Making seat projections when a surge is occuring

As a polls and political junkie, I'm of course very excited by the recent turn of events we've seen during this campaign. However, I have to admit that making seat projections for this campaign will be difficult. First of all, polls give us a snapshot of the situation, but with 2-5 days of delay. This delay can clearly be seen by comparing polls from Ekos to Nanos for instance. Because Nanos uses a rolling panel, it takes longer to see the surge occuring. For projections, by using recent polls, there is the risk of being behind or outdated already. It is especially the case in Quebec where each new poll seems to give 1 more point to the NDP and one less to the Bloc. Right now, by simply updating the list of polls I'm using to calculate the average, I'm basically in a situation where the NDP gains 2-3 seats every day in Quebec.

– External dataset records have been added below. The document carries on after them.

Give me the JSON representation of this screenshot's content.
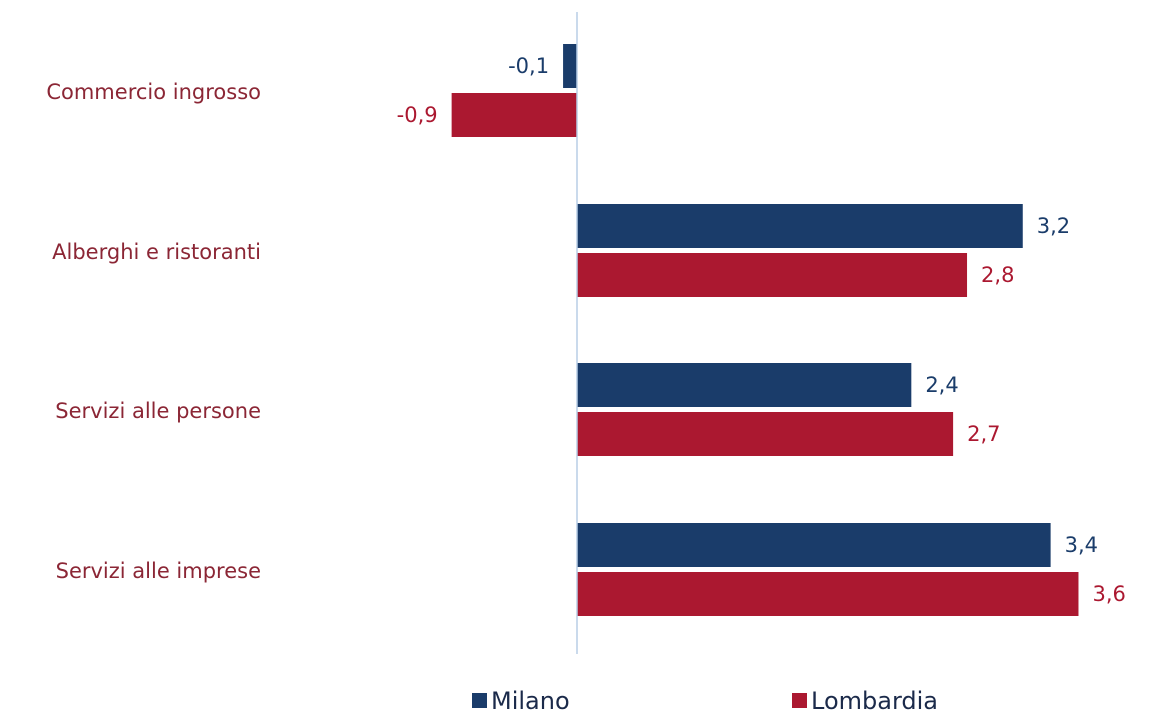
{
  "chart_data": {
    "type": "bar",
    "orientation": "horizontal",
    "categories": [
      "Commercio ingrosso",
      "Alberghi e ristoranti",
      "Servizi alle persone",
      "Servizi alle imprese"
    ],
    "series": [
      {
        "name": "Milano",
        "values": [
          -0.1,
          3.2,
          2.4,
          3.4
        ],
        "labels": [
          "-0,1",
          "3,2",
          "2,4",
          "3,4"
        ],
        "color": "#1a3c6a"
      },
      {
        "name": "Lombardia",
        "values": [
          -0.9,
          2.8,
          2.7,
          3.6
        ],
        "labels": [
          "-0,9",
          "2,8",
          "2,7",
          "3,6"
        ],
        "color": "#ab1830"
      }
    ],
    "title": "",
    "xlabel": "",
    "ylabel": "",
    "xlim": [
      -4,
      4
    ],
    "grid": false,
    "legend_position": "bottom",
    "axis_color": "#b8cde6",
    "category_label_color": "#8B2635"
  }
}
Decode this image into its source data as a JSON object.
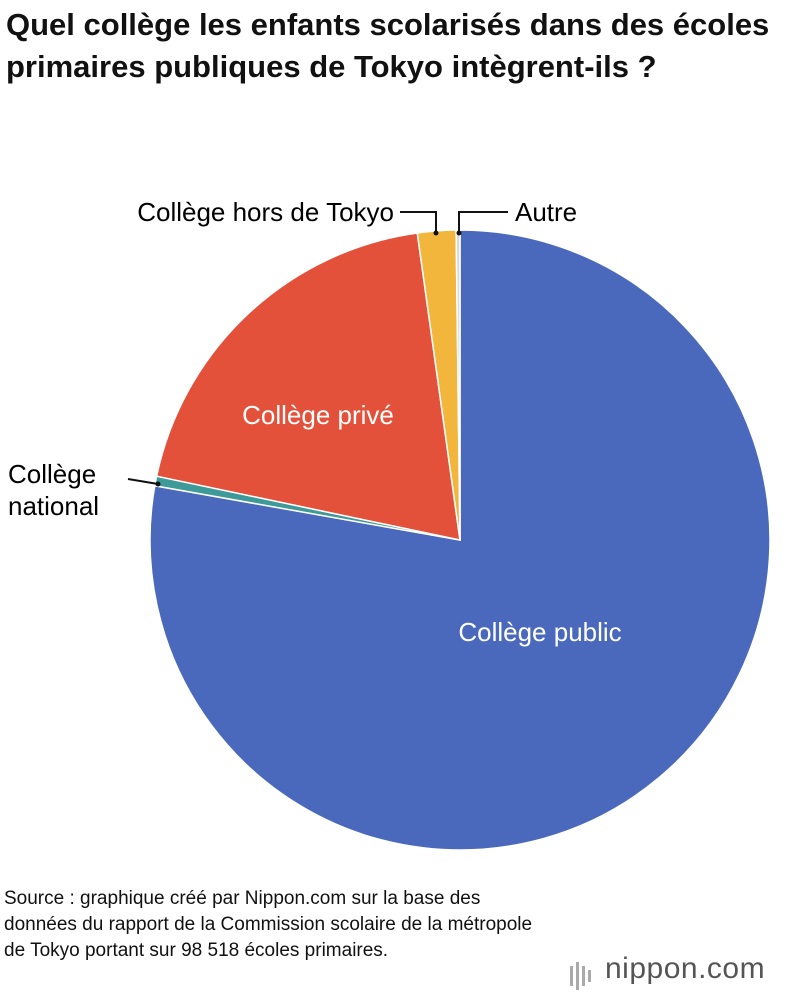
{
  "chart_data": {
    "type": "pie",
    "title": "Quel collège les enfants scolarisés dans des écoles primaires publiques de Tokyo intègrent-ils ?",
    "categories": [
      "Collège public",
      "Collège national",
      "Collège privé",
      "Collège hors de Tokyo",
      "Autre"
    ],
    "values": [
      77.8,
      0.5,
      19.5,
      2.0,
      0.2
    ],
    "colors": [
      "#4a69bd",
      "#3d9a98",
      "#e4513a",
      "#f2b63c",
      "#d9d9d9"
    ],
    "source": "Source : graphique créé par Nippon.com sur la base des données du rapport de la Commission scolaire de la métropole de Tokyo portant sur 98 518 écoles primaires."
  },
  "brand": "nippon.com"
}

So let's try to only use the four most recent polls: last one from Nanos, last two from Ekos and the recently released Angus-Reid. Ekos and AR have in common to place the NDP way ahead in Quebec and strong second nationally. They all place the NDP first in Quebec though. These four polls provide an overall sample size of above 8000, which is quite good. Here are the results:
And if it wasn't for Nanos who has the NDP lower in Ontario, the NDP could even reach above 90 seats. Notice how this scenario would lead to another incredibly unstable parliament where LPC+NPD would fall just short of a majority (by one seat actually if you elect the Speaker from the other party).

Ekos and AR also show a NDP surge outside of Quebec. In Ontario for instance, it's very interesting as the NDP is currently taking votes from both the Tories and the Grits. So again, NDP's surge doesn't mean Conservatives majority, not at all. We'll have to wait and see if it's confirmed elsewhere. But it seems more and more likely that the Liberals could well finish third, especially since they starting dipping below 30% in Ontario. For the Tories, if they can keep their support in this province around 38-39%, the NDP might split some seats for them. However, this is true only if the NDP grabs 2-3 points from the Grits and reach 21-22%. As soon as they go above that, every point switched from the LPC to the NDP leads to stable seat projections. For instance, try to input AR's numbers only and you'll see that the Tories would lose a lot of seats in Ontario.
So again, I said it many times on this blog but I'm not a big believer of the vote splitting. Those who say that are forgetting how many ridings are a race between CPC and NPD.

But you can see how difficult making projections can be right now. Simply compare these projections to the ones published yesterday, using other polls as well. If you believe the surge is mostly over, then by simply adding new polls this week, we should be ok. But if it isn't, we'll likely have the wrong percentages and therefore the wrong seat projections. On top of that, the swings are so large and weird that they push the model to its limit. The fact is that we never saw the NDP around 28% nationally or above 30% in Quebec. So my model, based heavily on estimation, might be in trouble lol rest assure though that for my final projections, I'll first compare my model to other ones. I have many excel files with many types of models (uniform, proportional, etc). So I can always see if one model predicts something very different and look into the details. But right now, I think the biggest challenge isn't that much to convert percentages into seats, but rather to have an idea of what the percentages will be. Hopefully things will settle down soon and people will spend the week-end watching the Royal wedding and not changing their minds!

By the way, I'd encourage everyone to publish, (by comments) their own projections (using the simulator under the tab "make your own projections"), based on the percentages you think will happen on May 2nd. That would make an interesting thread.